Mr SJF Marais (DA) to ask the Minister of Trade and Industry:

Whether his department will provide information to farmers in respect of the present Doha World Trade Organisation (WTO) negotiations on any concessions regarding greater market access for exporters of beef, sugar, grapes and oranges; if not, what is the position in this regard; if so, what are the relevant details?

Response:

The Department of Trade and Industry (dti) consults with National Economic Development and Labour Council (Nedlac) on a monthly basis on the Doha Round negotiations. Representatives of the agricultural sector are present during these consultations. In addition, the Department of Agriculture, Forestry and Fisheries consults with the agricultural sector, which includes producers of beef, sugar, grapes and oranges, on all aspects relating to international trade, under the Agricultural Trade Forum (ATF).

Representatives from the dti attend this forum. The ATF meets approximately every six weeks and members are briefed in detail on all bilateral and multilateral trade negotiations, including the WTO Doha negotiations. Negotiation positions are only formulated after in-depth consultations with the relevant stakeholders in the ATF. Through the ATF, producers and exporters of the products in question have been briefed in detail on the expected provisions relating to market access in agriculture.

It should be noted that the Doha negotiations have not yet progressed to a point where there is clarity on the market access opportunities that will emerge at a product level. The designation of which sensitive products will be excluded from tariff reduction obligations has not yet been clarified. This makes it impossible, at this stage, to predict which agricultural products may enjoy enhanced market access from the Doha Round and which will not.

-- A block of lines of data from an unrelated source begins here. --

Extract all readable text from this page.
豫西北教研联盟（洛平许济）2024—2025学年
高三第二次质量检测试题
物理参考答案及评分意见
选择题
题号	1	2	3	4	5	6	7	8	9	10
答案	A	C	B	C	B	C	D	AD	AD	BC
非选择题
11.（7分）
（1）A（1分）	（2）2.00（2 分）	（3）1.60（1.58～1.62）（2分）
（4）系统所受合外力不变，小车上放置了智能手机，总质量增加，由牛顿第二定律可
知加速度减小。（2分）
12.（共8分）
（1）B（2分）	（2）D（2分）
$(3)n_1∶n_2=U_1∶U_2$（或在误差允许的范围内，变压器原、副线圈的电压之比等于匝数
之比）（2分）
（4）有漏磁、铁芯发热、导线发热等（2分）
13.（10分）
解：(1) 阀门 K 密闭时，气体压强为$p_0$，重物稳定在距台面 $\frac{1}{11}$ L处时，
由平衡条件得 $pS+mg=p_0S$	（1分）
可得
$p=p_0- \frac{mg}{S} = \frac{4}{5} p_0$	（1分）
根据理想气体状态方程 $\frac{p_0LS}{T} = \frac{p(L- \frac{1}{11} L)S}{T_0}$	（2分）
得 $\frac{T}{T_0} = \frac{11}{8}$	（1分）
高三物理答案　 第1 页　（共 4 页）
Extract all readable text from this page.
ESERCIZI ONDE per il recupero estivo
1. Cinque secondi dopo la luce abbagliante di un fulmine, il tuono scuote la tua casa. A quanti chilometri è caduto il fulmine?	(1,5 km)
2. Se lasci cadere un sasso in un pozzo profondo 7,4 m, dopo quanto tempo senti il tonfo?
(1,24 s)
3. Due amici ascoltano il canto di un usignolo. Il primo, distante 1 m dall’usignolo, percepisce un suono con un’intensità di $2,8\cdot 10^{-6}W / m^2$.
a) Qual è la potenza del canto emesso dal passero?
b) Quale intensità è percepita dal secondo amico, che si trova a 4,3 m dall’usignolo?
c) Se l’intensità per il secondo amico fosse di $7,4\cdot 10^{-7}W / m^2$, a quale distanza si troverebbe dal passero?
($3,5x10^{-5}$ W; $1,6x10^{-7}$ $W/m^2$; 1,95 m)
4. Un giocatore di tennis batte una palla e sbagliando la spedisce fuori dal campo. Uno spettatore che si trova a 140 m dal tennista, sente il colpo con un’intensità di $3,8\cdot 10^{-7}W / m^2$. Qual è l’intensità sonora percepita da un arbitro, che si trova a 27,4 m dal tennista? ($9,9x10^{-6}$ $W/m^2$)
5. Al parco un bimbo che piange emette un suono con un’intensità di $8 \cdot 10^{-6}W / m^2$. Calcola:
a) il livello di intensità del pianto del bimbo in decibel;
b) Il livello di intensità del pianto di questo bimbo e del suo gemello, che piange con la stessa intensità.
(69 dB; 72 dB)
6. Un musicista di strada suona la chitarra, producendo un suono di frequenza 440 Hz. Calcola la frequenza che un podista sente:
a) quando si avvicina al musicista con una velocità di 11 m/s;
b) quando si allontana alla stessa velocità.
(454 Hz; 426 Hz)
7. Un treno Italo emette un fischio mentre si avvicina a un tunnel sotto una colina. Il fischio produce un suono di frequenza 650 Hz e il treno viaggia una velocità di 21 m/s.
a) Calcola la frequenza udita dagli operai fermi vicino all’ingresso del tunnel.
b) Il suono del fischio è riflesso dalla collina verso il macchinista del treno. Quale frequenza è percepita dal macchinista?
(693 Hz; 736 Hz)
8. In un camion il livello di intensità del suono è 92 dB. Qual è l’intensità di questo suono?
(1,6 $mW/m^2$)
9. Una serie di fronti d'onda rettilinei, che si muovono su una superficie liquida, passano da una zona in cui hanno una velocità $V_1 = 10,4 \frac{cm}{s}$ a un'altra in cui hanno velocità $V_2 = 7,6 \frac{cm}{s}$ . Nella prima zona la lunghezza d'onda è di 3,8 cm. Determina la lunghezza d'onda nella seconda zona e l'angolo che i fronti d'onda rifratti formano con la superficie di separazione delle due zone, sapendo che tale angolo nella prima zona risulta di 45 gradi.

It should further be noted that a substantial part of South Africa's agriculture exports (more than 60%) enjoy tariff preferences under the range of trade agreements concluded between South Africa and partner countries. We have preferences into the European Union under the Trade Development and Co-operation Agreement (TDCA), the Southern African Development Community under the SADC Trade Protocol, the United States of America (USA) through the African Growth and Opportunity Act (AGOA), the Southern African Customs Union (SACU), and Switzerland, Liechtenstein, Norway and Iceland through the free trade agreement with the European Free Trade Association (EFTA). Agricultural product exports further enjoy preferential market access under various General Scheme of Preferences (GSP) schemes offered by developed countries.

Nevertheless, we anticipate that many agricultural products that are currently excluded from these preferential arrangements will be designated as sensitive products in the Doha Round. This suggests that South African agricultural exporters are unlikely to gain improved market access out of the Doha Round. South African agriculture may however benefit indirectly if the Round is concluded and industrial economies substantially reduce trade distorting support and eliminate the export subsidies they currently provide to their farmers.